La grande force de ce manga reste son scénario : au-delà de nous proposer un monde original et parfaitement développé, le voyage de Basara s’avère riche en rebondissements, en complots, et en mystères. Malgré sa durée (hormis pour les deux derniers volumes constitués d’histoires annexes), il se passe toujours quelque chose dans Basara, le scénario avance sans cesse en se focalisant essentiellement sur Sarasa, mais aussi sur plusieurs autres personnages, en particulier Shuri, Taro, ou encore Papillon de Nuit (que je vous laisserai le soin de découvrir par vous-mêmes). Par le jeu de la perturbation du climat et du découpage du territoire en plusieurs zones, l’auteur a réussi à créer des environnements uniques en leur genre, ce qui va conditionner les aventures que va vivre notre héroïne dans les différentes parties du Japon ; à noter que le dessin met très vite dans l’ambiance, arrivant à nous faire transparaître à la fois l’aspect archaïque du Kanto, la sécheresse du désert, ou encore le froid et l’humidité du nord.

Venons-en au dessin, justement. J’ai abordé les autres sujets, ne reste que cet aspect.

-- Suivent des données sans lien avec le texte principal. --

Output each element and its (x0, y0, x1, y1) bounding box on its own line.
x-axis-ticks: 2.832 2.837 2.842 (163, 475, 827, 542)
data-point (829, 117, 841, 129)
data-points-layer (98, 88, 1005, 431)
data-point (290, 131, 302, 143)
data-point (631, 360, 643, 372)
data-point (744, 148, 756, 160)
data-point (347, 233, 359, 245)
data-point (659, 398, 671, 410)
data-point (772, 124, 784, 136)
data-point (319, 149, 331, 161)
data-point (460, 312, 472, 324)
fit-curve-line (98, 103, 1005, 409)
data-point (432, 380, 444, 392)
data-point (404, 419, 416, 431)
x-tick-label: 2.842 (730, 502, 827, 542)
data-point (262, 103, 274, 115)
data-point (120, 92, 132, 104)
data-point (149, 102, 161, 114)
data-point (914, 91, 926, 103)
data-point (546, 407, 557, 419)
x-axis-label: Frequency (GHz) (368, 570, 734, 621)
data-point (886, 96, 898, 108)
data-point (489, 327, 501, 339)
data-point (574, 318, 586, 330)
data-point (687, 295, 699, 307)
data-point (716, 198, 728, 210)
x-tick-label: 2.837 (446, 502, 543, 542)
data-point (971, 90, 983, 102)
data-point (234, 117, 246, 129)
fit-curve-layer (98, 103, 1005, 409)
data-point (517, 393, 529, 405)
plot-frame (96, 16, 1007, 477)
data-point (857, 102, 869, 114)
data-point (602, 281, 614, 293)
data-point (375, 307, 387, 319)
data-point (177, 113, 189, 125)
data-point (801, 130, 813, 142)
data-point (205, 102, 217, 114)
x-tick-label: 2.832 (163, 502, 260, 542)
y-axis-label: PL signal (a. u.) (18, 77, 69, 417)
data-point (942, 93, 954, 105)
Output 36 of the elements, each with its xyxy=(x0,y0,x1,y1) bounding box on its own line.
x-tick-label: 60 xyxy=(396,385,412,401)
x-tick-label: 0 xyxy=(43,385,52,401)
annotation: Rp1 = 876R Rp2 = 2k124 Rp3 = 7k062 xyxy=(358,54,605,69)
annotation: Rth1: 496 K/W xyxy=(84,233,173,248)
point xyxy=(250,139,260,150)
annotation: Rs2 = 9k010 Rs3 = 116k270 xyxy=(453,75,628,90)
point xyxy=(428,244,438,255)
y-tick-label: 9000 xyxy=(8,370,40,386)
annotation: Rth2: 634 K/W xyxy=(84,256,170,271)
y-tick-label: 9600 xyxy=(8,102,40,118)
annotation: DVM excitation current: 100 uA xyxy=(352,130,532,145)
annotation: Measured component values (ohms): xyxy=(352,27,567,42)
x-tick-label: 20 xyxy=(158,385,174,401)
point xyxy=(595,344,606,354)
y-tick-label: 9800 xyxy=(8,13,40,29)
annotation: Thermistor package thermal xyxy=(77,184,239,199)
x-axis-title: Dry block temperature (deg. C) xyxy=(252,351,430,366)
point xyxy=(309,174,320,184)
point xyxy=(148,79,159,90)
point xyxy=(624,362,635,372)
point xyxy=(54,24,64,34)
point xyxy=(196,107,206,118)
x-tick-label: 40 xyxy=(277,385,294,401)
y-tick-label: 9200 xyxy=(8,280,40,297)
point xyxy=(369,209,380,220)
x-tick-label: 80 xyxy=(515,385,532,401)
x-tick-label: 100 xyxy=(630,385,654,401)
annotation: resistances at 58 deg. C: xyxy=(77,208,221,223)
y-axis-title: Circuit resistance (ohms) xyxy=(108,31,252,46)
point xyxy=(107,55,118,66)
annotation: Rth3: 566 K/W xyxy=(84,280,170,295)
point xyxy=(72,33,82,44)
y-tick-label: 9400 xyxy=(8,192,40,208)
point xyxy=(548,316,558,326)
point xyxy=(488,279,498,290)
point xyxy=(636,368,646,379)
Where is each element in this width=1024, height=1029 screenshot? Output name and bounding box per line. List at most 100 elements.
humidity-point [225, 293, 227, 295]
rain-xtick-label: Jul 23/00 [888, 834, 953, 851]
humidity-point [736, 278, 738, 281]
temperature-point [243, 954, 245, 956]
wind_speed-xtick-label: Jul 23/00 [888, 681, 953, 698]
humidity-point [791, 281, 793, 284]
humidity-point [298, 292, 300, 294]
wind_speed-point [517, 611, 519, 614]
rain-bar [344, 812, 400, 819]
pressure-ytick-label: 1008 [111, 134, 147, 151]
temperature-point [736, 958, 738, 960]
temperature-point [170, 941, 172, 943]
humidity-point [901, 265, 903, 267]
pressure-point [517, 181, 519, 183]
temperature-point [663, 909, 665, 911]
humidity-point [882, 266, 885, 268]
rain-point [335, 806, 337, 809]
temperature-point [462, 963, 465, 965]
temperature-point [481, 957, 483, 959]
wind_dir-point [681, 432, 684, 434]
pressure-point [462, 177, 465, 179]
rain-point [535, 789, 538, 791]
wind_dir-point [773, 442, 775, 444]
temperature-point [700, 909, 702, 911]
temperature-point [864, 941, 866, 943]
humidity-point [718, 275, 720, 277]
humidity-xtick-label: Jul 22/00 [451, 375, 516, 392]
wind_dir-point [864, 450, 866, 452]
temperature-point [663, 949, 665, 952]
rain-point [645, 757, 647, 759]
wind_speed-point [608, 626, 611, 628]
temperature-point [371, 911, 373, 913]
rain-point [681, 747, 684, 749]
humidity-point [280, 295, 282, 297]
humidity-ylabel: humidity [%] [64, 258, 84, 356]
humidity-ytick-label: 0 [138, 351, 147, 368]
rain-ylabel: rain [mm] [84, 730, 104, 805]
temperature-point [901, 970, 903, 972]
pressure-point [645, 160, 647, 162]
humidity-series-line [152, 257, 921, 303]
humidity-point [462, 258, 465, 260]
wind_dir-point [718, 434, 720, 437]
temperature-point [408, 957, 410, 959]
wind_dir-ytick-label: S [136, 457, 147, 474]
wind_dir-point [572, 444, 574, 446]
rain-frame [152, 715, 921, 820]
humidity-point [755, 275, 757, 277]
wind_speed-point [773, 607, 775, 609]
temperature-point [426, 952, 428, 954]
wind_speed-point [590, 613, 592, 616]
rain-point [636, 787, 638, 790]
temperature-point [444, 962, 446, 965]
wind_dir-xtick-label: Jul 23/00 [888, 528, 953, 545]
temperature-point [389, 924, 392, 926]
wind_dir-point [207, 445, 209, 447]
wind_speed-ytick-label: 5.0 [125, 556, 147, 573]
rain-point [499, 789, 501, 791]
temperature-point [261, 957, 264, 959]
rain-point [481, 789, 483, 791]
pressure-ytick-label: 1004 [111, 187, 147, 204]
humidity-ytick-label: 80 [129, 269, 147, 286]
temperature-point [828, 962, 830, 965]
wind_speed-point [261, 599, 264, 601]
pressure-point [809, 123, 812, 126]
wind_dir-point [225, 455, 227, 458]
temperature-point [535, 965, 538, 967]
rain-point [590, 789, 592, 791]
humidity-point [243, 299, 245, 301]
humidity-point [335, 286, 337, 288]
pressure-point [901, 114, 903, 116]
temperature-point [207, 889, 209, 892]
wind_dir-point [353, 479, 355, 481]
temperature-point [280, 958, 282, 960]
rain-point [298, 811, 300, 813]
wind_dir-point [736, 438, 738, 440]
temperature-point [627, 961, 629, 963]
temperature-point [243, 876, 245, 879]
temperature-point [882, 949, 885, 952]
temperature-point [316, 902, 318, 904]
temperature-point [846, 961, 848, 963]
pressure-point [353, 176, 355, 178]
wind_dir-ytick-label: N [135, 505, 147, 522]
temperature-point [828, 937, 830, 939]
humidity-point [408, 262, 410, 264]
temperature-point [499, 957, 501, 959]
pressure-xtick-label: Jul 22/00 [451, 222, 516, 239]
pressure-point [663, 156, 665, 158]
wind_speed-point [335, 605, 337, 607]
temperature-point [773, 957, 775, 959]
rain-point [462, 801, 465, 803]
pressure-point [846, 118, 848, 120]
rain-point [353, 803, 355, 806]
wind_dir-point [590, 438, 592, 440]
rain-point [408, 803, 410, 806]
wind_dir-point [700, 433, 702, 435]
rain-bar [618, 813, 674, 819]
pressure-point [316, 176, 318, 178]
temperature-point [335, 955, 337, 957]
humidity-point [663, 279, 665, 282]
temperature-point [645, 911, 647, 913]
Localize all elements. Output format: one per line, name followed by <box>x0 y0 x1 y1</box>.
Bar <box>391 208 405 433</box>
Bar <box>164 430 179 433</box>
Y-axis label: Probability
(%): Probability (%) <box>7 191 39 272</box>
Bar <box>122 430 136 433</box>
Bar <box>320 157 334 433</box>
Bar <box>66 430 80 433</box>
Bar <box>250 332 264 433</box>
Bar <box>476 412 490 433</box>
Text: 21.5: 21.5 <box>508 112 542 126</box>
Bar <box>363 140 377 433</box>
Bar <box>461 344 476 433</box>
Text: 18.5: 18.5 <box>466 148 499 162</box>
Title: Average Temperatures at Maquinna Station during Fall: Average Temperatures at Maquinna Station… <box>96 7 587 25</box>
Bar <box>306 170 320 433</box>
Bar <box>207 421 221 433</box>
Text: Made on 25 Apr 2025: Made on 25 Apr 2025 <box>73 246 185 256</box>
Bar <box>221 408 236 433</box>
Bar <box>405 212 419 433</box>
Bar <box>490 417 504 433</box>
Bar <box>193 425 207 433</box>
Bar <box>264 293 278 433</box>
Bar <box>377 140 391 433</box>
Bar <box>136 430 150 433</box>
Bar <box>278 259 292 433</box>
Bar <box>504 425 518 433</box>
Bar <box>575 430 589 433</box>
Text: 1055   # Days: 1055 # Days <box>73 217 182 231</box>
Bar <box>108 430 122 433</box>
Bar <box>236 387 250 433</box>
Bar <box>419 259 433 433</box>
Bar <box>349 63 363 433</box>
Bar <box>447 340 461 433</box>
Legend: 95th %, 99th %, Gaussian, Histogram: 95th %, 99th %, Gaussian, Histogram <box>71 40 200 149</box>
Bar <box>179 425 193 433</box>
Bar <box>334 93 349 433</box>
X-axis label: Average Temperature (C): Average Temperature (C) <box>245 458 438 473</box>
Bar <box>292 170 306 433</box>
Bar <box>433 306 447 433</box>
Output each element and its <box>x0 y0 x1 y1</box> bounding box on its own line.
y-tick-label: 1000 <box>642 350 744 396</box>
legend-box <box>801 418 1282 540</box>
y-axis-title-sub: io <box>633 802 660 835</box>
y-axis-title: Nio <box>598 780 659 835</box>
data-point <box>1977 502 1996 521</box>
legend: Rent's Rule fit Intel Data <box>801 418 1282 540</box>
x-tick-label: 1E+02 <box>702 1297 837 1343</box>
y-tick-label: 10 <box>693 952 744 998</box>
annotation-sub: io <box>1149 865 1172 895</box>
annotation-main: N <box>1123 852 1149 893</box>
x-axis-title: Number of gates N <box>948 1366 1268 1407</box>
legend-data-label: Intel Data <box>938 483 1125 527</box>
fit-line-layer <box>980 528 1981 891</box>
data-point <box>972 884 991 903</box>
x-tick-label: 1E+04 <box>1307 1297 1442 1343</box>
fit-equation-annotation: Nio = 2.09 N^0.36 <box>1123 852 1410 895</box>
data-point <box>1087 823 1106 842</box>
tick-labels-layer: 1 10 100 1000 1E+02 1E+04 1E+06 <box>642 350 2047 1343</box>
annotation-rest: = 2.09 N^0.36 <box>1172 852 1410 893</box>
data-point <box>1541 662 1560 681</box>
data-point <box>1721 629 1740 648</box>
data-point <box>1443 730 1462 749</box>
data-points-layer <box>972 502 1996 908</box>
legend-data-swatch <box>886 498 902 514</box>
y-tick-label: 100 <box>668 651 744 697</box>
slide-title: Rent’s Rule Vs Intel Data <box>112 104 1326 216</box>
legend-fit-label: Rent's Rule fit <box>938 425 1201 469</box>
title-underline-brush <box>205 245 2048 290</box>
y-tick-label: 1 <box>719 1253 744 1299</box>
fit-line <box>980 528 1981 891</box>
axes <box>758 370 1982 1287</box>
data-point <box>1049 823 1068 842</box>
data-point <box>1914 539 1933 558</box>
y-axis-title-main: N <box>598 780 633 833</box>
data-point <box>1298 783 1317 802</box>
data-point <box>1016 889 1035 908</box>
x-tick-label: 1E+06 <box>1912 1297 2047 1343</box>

J’adore le style graphique de Tamura Yumi, en particulier concernant les visages. Son travail sur les yeux me rappelle celui de Riyoko Ikeda ou de Keiko Takemiya, bref les mangaka féminines des années 70. Dans son ensemble, je qualifierai son trait de « shôjo mais pas trop » : nous ressentons bien le genre auquel il appartient, mais il ne s’agit pas pour autant d’un style très caricatural comme nous pouvons le trouver dans de nombreuses comédies scolaires à l’heure actuelle. Non pas que je n’aime pas les comédies scolaires, mais ce qui leur convient graphiquement ne correspondrait pas nécessairement à un autre type de récit ; or preuve est faite (pour ceux qui en douteraient encore), qu’il n’existe pas qu’une seule variante aux shôjo manga !
Là où le dessin déçoit un peu, c’est que si les couvertures apparaissent soignées et magnifiques (pour peu que nous apprécions le coup de crayon), il n’en va pas de même pour l’histoire elle-même, où le trait semble plus brouillon, moins appliqué. Rien de rédhibitoire – il ne s’agit pas d’un manga de Yoshihiro Togashi – mais la mangaka semble parfois vouloir se dépêcher au détriment de la finesse de ses dessins (alors que son travail sur les couvertures et les artworks attestent de ses qualités de dessinatrice).

Pour résumer, car il le faut bien : il s’agit d’un excellent manga. Prenant de bout en bout grâce à un scénario intelligent et des personnages marquants, Basara est une œuvre épique et violente sans être dénuée de sentiments. Elle devrait pouvoir toucher les lecteurs qui aiment les manga captivants et sortant de l’ordinaire ; malheureusement sa parution commence à dater, mais vous devriez pouvoir la trouver d’occasion à des prix très raisonnables (c’est comme ça que je l’ai acheté). En tout cas, il s’agit d’une lecture que je n’ai pas regretté, loin de là.